Wann immer sie das Zimmer betrat, musste er an die Gottheiten
denken, welche von abergläubischen Afrikanern in den Romanen von H.
Rider Haggard angebetet wurden, und an Steine, und an
Untergang.
Die Vorstellung von Annie Wilkes als afrikanisches
Götzenbild aus Sie oder König Salomons Diamanten war
albern und auf seltsame Weise zutreffend zugleich. Sie war eine
große Frau, die, abgesehen von der beachtlichen, aber abweisenden
Rundung ihres Busens unter dem grauen Strickpullover, den sie immer
trug, überhaupt keine weiblichen Kurven zu haben schien - keine
konturierte Rundung von Hüften oder Pobacken oder auch nur Waden
unter der endlosen Abfolge von Wollröcken, die sie im Haus trug
(sie zog sich in ihr unsichtbares Schlafzimmer zurück und zog Jeans
an, wenn sie Arbeiten draußen zu erledigen hatte). Ihr Körper war
groß, jedoch nicht großzügig. Sie vermittelte ein Gefühl von
Verklumpungen und Barrieren anstatt von einladenden Öffnungen oder
gar offenen Stellen oder Nischen.
Am meisten aber vermittelte sie ihm das
beunruhigende Gefühl von Festigkeit, als besäße sie
keinerlei Blutgefäße oder innere Organe; als wäre sie nur von einer
Seite zur anderen und von oben bis unten eine massive Annie Wilkes.
Mehr und mehr war er davon überzeugt, dass ihre Augen, die sich zu
bewegen schienen, lediglich aufgemalt
waren und sich nicht mehr bewegten als die Augen von Porträts,
deren Blicke einen in dem Zimmer, in dem sie hängen, scheinbar in
jeden Winkel verfolgen. Er hatte den Eindruck, würde er die ersten
beiden Finger einer Hand zum V formen und in ihre Nasenlöcher
bohren, so würde er kaum mehr als wenige Millimeter eindringen
können, bevor er gegen ein solides (wenn auch etwas nachgiebiges)
Hindernis stoßen würde, ja, dass sogar ihr grauer Strickpullover
und die altmodischen Hausröcke und verblichenen Jeans für draußen
Teile dieses massiven, faserigen, blutgefäßlosen Körpers waren.

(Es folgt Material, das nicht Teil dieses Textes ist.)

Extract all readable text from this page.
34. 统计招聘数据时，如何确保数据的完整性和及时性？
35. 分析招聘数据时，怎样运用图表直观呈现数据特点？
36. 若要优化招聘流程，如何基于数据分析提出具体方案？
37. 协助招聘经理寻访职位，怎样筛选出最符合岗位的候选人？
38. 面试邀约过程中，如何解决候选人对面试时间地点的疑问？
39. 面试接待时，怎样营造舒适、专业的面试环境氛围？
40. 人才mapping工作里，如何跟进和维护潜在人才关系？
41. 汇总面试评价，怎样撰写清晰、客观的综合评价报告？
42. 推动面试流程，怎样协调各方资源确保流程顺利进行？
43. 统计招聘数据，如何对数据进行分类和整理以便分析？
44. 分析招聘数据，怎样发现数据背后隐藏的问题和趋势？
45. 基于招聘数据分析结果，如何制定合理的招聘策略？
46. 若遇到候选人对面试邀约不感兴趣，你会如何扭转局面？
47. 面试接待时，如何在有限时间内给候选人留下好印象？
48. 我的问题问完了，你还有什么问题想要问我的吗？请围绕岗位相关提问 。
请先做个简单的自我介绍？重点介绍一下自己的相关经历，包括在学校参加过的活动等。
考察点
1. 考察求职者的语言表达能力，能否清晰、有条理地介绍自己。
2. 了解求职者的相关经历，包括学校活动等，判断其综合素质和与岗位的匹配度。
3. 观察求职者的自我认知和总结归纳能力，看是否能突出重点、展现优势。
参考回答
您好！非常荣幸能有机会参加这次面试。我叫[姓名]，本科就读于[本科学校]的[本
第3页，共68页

Daher war der Eindruck, sie könnte ein Götzenbild in einem
leidenschaftlichen Roman sein, eigentlich keineswegs überraschend.

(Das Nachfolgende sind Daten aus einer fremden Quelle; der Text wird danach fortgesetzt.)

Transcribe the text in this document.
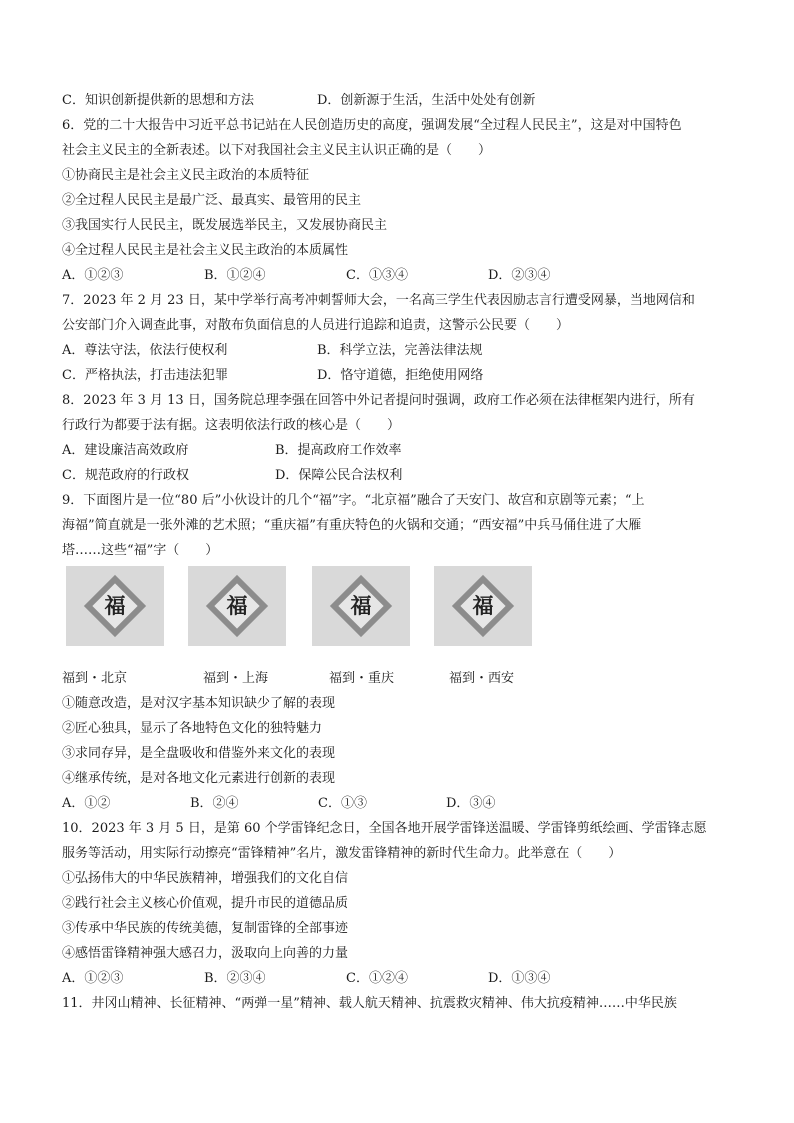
C．知识创新提供新的思想和方法	D．创新源于生活，生活中处处有创新
6．党的二十大报告中习近平总书记站在人民创造历史的高度，强调发展“全过程人民民主”，这是对中国特色
社会主义民主的全新表述。以下对我国社会主义民主认识正确的是（　　）
①协商民主是社会主义民主政治的本质特征
②全过程人民民主是最广泛、最真实、最管用的民主
③我国实行人民民主，既发展选举民主，又发展协商民主
④全过程人民民主是社会主义民主政治的本质属性
A．①②③	B．①②④	C．①③④	D．②③④
7．2023 年 2 月 23 日，某中学举行高考冲刺誓师大会，一名高三学生代表因励志言行遭受网暴，当地网信和
公安部门介入调查此事，对散布负面信息的人员进行追踪和追责，这警示公民要（　　）
A．尊法守法，依法行使权利	B．科学立法，完善法律法规
C．严格执法，打击违法犯罪	D．恪守道德，拒绝使用网络
8．2023 年 3 月 13 日，国务院总理李强在回答中外记者提问时强调，政府工作必须在法律框架内进行，所有
行政行为都要于法有据。这表明依法行政的核心是（　　）
A．建设廉洁高效政府	B．提高政府工作效率
C．规范政府的行政权	D．保障公民合法权利
9．下面图片是一位“80 后”小伙设计的几个“福”字。“北京福”融合了天安门、故宫和京剧等元素；“上
海福”简直就是一张外滩的艺术照；“重庆福”有重庆特色的火锅和交通；“西安福”中兵马俑住进了大雁
塔……这些“福”字（　　）
福	福	福	福
福到・北京	福到・上海	福到・重庆	福到・西安
①随意改造，是对汉字基本知识缺少了解的表现
②匠心独具，显示了各地特色文化的独特魅力
③求同存异，是全盘吸收和借鉴外来文化的表现
④继承传统，是对各地文化元素进行创新的表现
A．①②	B．②④	C．①③	D．③④
10．2023 年 3 月 5 日，是第 60 个学雷锋纪念日，全国各地开展学雷锋送温暖、学雷锋剪纸绘画、学雷锋志愿
服务等活动，用实际行动擦亮“雷锋精神”名片，激发雷锋精神的新时代生命力。此举意在（　　）
①弘扬伟大的中华民族精神，增强我们的文化自信
②践行社会主义核心价值观，提升市民的道德品质
③传承中华民族的传统美德，复制雷锋的全部事迹
④感悟雷锋精神强大感召力，汲取向上向善的力量
A．①②③	B．②③④	C．①②④	D．①③④
11．井冈山精神、长征精神、“两弹一星”精神、载人航天精神、抗震救灾精神、伟大抗疫精神……中华民族
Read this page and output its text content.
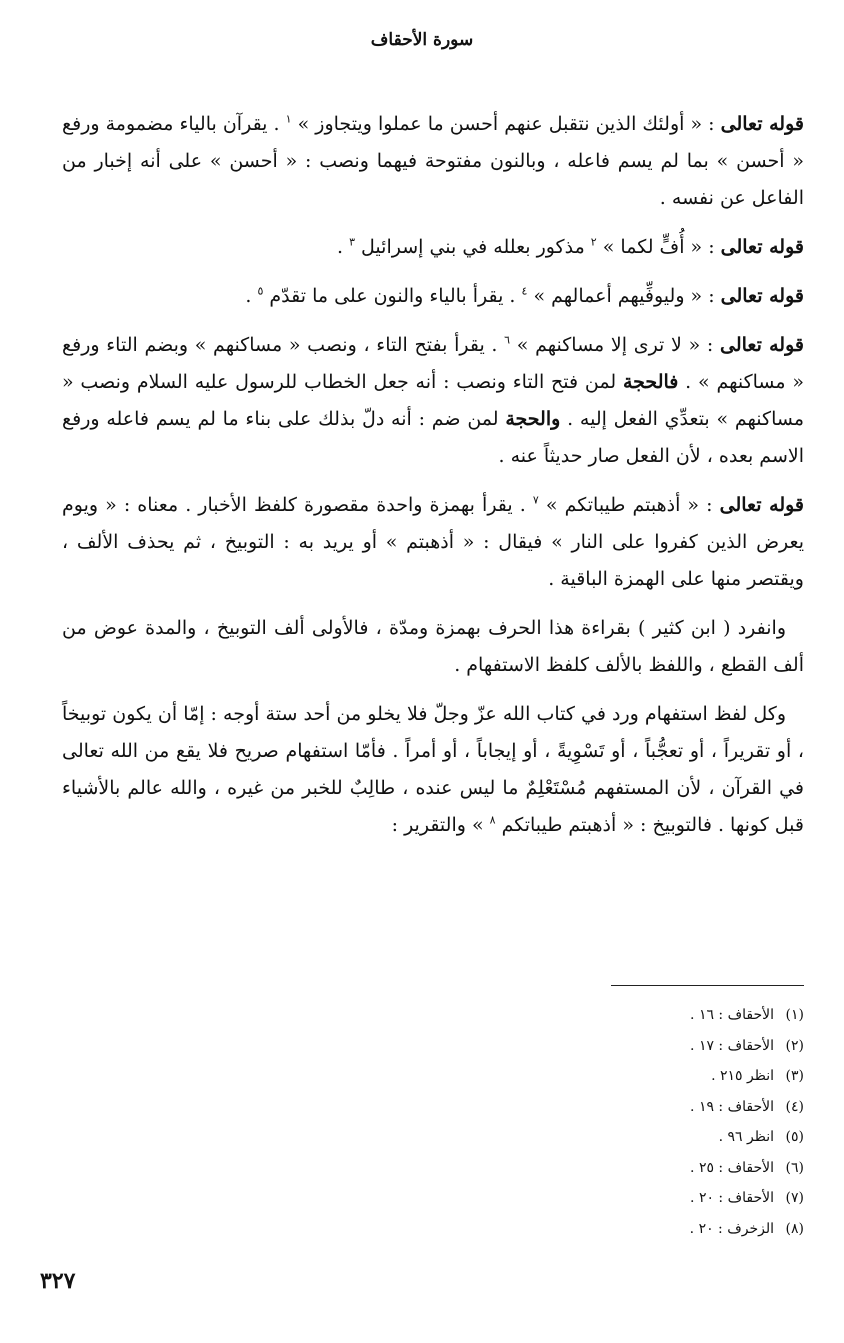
سورة الأحقاف

قوله تعالى : « أولئك الذين نتقبل عنهم أحسن ما عملوا ويتجاوز » $^١$ . يقرآن بالياء مضمومة ورفع « أحسن » بما لم يسم فاعله ، وبالنون مفتوحة فيهما ونصب : « أحسن » على أنه إخبار من الفاعل عن نفسه .

قوله تعالى : « أُفٍّ لكما » $^٢$ مذكور بعلله في بني إسرائيل $^٣$ .

قوله تعالى : « وليوفِّيهم أعمالهم » $^٤$ . يقرأ بالياء والنون على ما تقدّم $^٥$ .

قوله تعالى : « لا ترى إلا مساكنهم » $^٦$ . يقرأ بفتح التاء ، ونصب « مساكنهم » وبضم التاء ورفع « مساكنهم » . فالحجة لمن فتح التاء ونصب : أنه جعل الخطاب للرسول عليه السلام ونصب « مساكنهم » بتعدِّي الفعل إليه . والحجة لمن ضم : أنه دلّ بذلك على بناء ما لم يسم فاعله ورفع الاسم بعده ، لأن الفعل صار حديثاً عنه .

قوله تعالى : « أذهبتم طيباتكم » $^٧$ . يقرأ بهمزة واحدة مقصورة كلفظ الأخبار . معناه : « ويوم يعرض الذين كفروا على النار » فيقال : « أذهبتم » أو يريد به : التوبيخ ، ثم يحذف الألف ، ويقتصر منها على الهمزة الباقية .

وانفرد ( ابن كثير ) بقراءة هذا الحرف بهمزة ومدّة ، فالأولى ألف التوبيخ ، والمدة عوض من ألف القطع ، واللفظ بالألف كلفظ الاستفهام .

وكل لفظ استفهام ورد في كتاب الله عزّ وجلّ فلا يخلو من أحد ستة أوجه : إمّا أن يكون توبيخاً ، أو تقريراً ، أو تعجُّباً ، أو تَسْوِيةً ، أو إيجاباً ، أو أمراً . فأمّا استفهام صريح فلا يقع من الله تعالى في القرآن ، لأن المستفهم مُسْتَعْلِمٌ ما ليس عنده ، طالِبٌ للخبر من غيره ، والله عالم بالأشياء قبل كونها . فالتوبيخ : « أذهبتم طيباتكم $^٨$ » والتقرير :

(١)الأحقاف : ١٦ .
(٢)الأحقاف : ١٧ .
(٣)انظر ٢١٥ .
(٤)الأحقاف : ١٩ .
(٥)انظر ٩٦ .
(٦)الأحقاف : ٢٥ .
(٧)الأحقاف : ٢٠ .
(٨)الزخرف : ٢٠ .
٣٢٧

Wie eine Göttin gab sie ihm nur eines: ein Gefühl des Unbehagens,
welches sich zunehmend zum Entsetzen hin steigerte. Alles andere
nahm sie, ebenfalls wie eine Göttin.
Nein, Moment, das war nicht ganz fair. Sie
gab in der Tat noch etwas anderes. Sie gab ihm die
Tabletten, welche die Flut über die Pfähle hinwegspülen
ließen.
Die Tabletten waren die Flut; Annie Wilkes war die
lunare Macht, die sie ihm in den Mund drückte wie Strandgut, das
auf einer Welle angeschwemmt wurde. Alle sechs Stunden brachte sie
ihm zwei, anfangs tat sich ihre Anwesenheit lediglich als ein
Fingerpaar kund, welches in seinem Mund herumstocherte (und er
lernte recht bald, begierig an diesen stochernden Fingern zu
saugen, obschon sie einen bitteren Geschmack hatten), später dann
kam sie in ihrem Strickpullover und einem von ihren halben Dutzend
Röcken, für gewöhnlich mit einer Taschenbuchausgabe eines seiner
Romane unter dem Arm. Nachts erschien sie ihm in einem fusseligen
rosa Morgenrock, ihr Gesicht
glänzend durch irgendeine Creme (er konnte den Hauptbestandteil
dieser Creme ganz eindeutig erkennen, wenngleich er die Flasche
niemals gesehen hatte, aus der sie sie entnahm; der schafartige
Geruch von Lanolin war stark und aufdringlich), und rüttelte ihn
aus seinem betäubten, traumbedrängten Schlaf, die Tabletten in
einer Hand; der pockennarbige Mond rekelte sich im Fenster über
einer ihrer massiven Schultern.
Nach einer Weile - nachdem seine Besorgnis zu groß
geworden war, um sie noch länger zu missachten - gelang es ihm
herauszufinden, was sie ihm einflößte. Es war ein schmerzstillendes
Mittel auf Codeinbasis namens Novril. Der Grund dafür, dass sie ihm
die Bettpfanne so selten bringen musste, war nicht nur der, dass er
von einer Diät lebte, die fast ausschließlich aus Flüssigkeit und
Gelee bestand (zuvor, als er sich in der Wolke befand, hatte sie
ihn intravenös ernährt), sondern auch, dass Novril bei Patienten,
die es einnahmen, zu Verstopfung führte. Eine weitere Nebenwirkung
deutlich ernsterer Natur war Atemlähmung bei empfindlichen
Patienten. Paul war nicht besonders empfindlich, auch wenn er fast
achtzehn Jahre lang starker Raucher gewesen war, aber sein Atem
hatte trotzdem zumindest einmal aufgehört (vielleicht noch
öfter, in dem Nebel, an den er sich nicht erinnern konnte). Das
war, als sie ihn Mund zu Mund beatmet hatte.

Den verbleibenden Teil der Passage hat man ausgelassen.